India’s BFSI sector is undergoing a clear media strategy shift, with digital platforms emerging as the dominant channel for advertising spends. According to TAM AdEx data, television ad volumes declined by 1% in 2025, while print recorded only marginal movement-signalling a slowdown in traditional media reliance.
Leading players such as HDFC Bank, State Bank of India, LIC, and ICICI Bank are now adopting a more selective approach to TV and print. While these channels still play a role, their usage has become campaign-specific rather than always-on.
Print continues to hold relevance, particularly for corporate communication and trust-building messaging, but it has not witnessed any significant growth in ad spends. Television, once the backbone of BFSI advertising, is also seeing reduced dominance as brands optimise budgets.

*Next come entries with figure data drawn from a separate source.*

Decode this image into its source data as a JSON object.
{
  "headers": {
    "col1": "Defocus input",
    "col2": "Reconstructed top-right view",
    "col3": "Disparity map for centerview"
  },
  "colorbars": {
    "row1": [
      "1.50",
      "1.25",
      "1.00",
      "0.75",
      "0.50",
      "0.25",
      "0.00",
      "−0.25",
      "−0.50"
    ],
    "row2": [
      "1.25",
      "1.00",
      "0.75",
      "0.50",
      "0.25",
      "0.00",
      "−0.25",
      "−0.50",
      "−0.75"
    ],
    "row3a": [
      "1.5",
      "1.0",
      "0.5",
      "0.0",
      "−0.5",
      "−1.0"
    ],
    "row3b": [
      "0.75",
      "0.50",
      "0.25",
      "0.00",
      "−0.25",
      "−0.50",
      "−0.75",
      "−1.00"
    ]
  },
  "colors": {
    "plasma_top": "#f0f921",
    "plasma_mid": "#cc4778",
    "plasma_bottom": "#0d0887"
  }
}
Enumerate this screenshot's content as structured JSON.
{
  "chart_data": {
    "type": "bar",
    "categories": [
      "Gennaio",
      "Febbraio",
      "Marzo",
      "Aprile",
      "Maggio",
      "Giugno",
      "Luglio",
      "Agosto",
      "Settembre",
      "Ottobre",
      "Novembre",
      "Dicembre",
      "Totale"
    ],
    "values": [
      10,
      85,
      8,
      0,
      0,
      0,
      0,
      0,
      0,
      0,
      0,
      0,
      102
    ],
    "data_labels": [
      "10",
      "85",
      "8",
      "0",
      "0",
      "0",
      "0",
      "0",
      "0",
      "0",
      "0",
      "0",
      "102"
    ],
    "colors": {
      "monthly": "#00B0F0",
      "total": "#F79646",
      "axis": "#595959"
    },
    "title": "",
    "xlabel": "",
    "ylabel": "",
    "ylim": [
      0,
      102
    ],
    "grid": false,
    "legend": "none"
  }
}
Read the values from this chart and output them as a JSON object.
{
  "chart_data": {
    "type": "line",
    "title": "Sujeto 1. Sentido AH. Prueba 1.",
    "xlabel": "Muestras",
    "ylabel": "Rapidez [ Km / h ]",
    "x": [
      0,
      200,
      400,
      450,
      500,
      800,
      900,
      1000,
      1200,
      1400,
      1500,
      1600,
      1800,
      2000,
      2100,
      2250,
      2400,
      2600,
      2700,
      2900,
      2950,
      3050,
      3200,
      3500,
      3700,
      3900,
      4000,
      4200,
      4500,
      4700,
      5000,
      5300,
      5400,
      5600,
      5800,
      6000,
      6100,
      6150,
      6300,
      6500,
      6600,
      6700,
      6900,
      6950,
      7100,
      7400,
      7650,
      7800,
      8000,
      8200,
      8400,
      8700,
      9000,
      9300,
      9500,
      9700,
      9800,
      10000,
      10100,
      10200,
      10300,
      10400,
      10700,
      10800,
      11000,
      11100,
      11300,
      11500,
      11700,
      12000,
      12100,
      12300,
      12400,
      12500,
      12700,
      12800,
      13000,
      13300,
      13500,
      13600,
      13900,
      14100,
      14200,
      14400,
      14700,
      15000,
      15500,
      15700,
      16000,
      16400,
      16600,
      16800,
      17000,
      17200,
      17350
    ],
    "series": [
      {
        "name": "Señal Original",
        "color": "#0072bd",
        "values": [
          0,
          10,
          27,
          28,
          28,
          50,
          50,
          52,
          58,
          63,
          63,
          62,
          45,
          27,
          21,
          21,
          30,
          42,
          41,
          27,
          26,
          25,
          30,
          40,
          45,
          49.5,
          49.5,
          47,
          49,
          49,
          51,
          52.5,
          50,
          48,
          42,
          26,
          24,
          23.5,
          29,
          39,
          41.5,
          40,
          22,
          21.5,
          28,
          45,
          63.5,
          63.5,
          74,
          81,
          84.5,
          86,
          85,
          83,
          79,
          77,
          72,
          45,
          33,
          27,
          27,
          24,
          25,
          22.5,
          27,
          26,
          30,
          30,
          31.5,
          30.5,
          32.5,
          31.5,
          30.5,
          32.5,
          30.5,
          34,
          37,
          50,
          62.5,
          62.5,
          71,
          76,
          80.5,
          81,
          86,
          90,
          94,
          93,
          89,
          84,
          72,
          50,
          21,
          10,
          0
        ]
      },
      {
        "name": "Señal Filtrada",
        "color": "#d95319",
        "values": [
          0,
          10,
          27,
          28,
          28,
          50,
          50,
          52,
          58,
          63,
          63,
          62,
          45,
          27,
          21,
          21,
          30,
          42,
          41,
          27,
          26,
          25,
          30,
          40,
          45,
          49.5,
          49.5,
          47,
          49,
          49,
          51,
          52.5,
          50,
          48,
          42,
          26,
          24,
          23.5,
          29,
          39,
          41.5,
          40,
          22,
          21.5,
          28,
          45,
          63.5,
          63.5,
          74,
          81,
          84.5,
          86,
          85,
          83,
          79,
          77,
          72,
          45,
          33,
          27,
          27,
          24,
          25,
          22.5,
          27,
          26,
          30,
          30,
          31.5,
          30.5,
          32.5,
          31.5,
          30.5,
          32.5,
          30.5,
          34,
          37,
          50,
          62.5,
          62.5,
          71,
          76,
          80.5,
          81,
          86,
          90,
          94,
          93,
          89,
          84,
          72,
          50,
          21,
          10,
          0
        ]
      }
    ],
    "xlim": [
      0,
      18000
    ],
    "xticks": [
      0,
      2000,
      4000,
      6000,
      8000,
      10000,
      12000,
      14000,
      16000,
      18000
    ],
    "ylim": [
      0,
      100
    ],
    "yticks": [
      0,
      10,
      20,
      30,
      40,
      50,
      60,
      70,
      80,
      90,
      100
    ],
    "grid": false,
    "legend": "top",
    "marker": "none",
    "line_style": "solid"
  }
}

In contrast, digital platforms are seeing increased investments from both traditional financial institutions and emerging fintech players. The shift is largely driven by the need for sharper targeting, real-time performance tracking, and measurable ROI. Products like loans, credit cards, and insurance-where conversion matters-are increasingly being promoted through performance-led digital campaigns.
This transition reflects a broader evolution in BFSI marketing-from mass visibility to precision-driven engagement. As competition intensifies and consumer journeys become more digital, brands are prioritising efficiency and accountability in media planning.
The trend signals a future where digital is not just a channel, but the core engine driving customer acquisition and engagement in the BFSI sector.